Diversity of immune-related signal transducers were targeted by DE miRNAs responsive to bacterial challenges
Besides these differentially expressed PRRs and immune effectors, there were also multiple immune-related genes that were targeted by DE miRNAs from either MOB challenge or nonsymbiont challenge. In detail, four PRRs including TLR4 (TLR4_scaffold2249) and LRRs (LRR_Scaffold_832.4, LRR_ Scaffold_405.8 and LRR74_Scaffold_342.14) in addition with two immune effectors including lysosomal protective protein (CSTA) and matrix metalloproteinase-2 (MMP) were found targeted by miRNAs that differentially expressed in EN12 group (Fig. 4A). Meanwhile, phagocytosis-related receptors or signal transducers such as CD82, vacuolar protein sorting-associated protein 33 (VSP33), Ras-related protein Rab-5C (Rab5C) and integrin beta (INTB), along with apoptosis modulators including IAP, Ras-responsive element-binding protein (RREB1) and cAMP-responsive element-binding protein 2 (CREB2) were also suggested as targets of DE miRNAs in EN12 group. When the Bathymodiolinae mussels were challenged by MOB for 24 h, only one PRR (LRR74_Scaffold_342.14) were found being continuously targeted (Fig. 4B). Notwithstanding, diversity of immune-related transducers such as CaM, NF-kappa-B inhibitor alpha (IκB) and TNF receptor-associated factor 6 (TRAF6), along with caspase8, VSP33 were now putatively being modulated.

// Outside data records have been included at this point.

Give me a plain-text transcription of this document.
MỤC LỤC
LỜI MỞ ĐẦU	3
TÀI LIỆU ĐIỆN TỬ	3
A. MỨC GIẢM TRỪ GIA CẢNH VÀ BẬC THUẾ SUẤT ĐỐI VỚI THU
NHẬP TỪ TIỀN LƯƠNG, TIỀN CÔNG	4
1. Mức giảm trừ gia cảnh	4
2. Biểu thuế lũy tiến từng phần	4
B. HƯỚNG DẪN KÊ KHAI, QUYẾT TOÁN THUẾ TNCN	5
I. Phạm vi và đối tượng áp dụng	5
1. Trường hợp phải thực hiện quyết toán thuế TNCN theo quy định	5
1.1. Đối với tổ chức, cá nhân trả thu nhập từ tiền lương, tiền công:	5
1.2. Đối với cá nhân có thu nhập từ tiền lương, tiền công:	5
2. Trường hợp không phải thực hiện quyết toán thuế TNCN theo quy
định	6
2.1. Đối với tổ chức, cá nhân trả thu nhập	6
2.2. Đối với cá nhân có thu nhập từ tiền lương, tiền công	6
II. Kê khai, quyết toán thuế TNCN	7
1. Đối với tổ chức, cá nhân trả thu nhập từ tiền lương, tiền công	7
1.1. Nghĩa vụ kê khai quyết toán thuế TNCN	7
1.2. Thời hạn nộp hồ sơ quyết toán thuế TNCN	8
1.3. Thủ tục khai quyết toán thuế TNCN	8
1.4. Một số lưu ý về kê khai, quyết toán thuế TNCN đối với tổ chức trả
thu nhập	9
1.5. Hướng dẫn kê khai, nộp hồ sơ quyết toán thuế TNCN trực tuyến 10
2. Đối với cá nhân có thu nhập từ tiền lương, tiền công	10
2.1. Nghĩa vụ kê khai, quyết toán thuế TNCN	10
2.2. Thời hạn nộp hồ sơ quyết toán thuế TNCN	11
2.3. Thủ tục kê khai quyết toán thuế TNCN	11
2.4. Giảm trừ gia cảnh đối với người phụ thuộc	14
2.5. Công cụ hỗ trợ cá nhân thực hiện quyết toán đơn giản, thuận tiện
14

When the Bathymodiolinae mussels were stimulated by nonsymbiont V. alginolyticus, more immune-related target genes were found. For example, PRRs including TLR2_scaffold1476, TLR4_scaffold2249, LRR74_Scaffold_342.14 and variable lymphocyte receptor (VLR_ Scaffold_1558.11) were suggested as putative targets of miRNAs decreased in VA12 group (Fig. 5A). Meanwhile, phagocytosis-related genes (CD82, VSP33, INTB), apoptosis-related genes (RREB1, CREB2, Baculoviral IAP repeat-containing protein or BIRCs), along with some immune-related transducers or effectors such as CaM, TRAF6, Calcium/calmodulin-dependent protein kinase type 1 (CDPKs), serine/threonine-protein kinase TBK1 and MMP were also putatively modulated by DE miRNAs in VA12 group. When the stimulus continued, however, only TLR4_scaffold2192, TBK1 caspase8, RREB1, CREB-regulated transcription coactivator 1 (CRCT1), MMP and bactericidal permeability increasing protein (BPI) were found being targeted by DE miRNAs in VA24 group (Fig. 5B).